Have the courage to stick to your convictions
Listen to yourself and trust your opinions. As a parent, you have the right to decide what you think is the best thing to do. The more clearly you show your teenager what you expect, the easier it is for your teenager to accept it. And try to stand by what you think, even if someone ends up getting angry.
If you say “No” to something, tell your teenager why you’ve said it. It’s not about your son or daughter deciding whether you’re right or wrong. It’s about him or her understanding that there are good reasons why you’ve said “No” and that you’re not just saying it for the sake of saying it.
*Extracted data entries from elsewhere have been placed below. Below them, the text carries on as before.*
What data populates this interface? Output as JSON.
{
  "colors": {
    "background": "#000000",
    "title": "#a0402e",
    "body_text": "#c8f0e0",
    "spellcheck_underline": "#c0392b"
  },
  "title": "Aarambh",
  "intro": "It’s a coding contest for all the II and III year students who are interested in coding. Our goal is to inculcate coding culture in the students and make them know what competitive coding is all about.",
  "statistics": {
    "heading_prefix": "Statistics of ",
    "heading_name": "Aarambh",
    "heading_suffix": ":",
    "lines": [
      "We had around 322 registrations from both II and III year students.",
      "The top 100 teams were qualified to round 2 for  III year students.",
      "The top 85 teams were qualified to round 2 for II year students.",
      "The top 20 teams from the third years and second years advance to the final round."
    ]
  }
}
If your parents just say OK all the time, they don't really care.
Eddie, aged 15, Umeå
You can’t always be absolutely certain, right from the get-go, or be prepared when an unexpected situation arises. If your teenager asks you something and you’re not really certain what you think, you can try saying that you’d like to think about it and maybe talk to someone else about it before you give them your answer. It’s about showing respect for your teenager and showing them that taking a stand isn’t always easy.
Being a parent isn’t the same as being a friend
Letting things go doesn’t make you a nicer parent. Teenagers don’t need another friend – they need an adult they can rely on. The trick is to be close to your child, be able to talk about anything and everything, to share confidences – and, at the same time, to be an adult.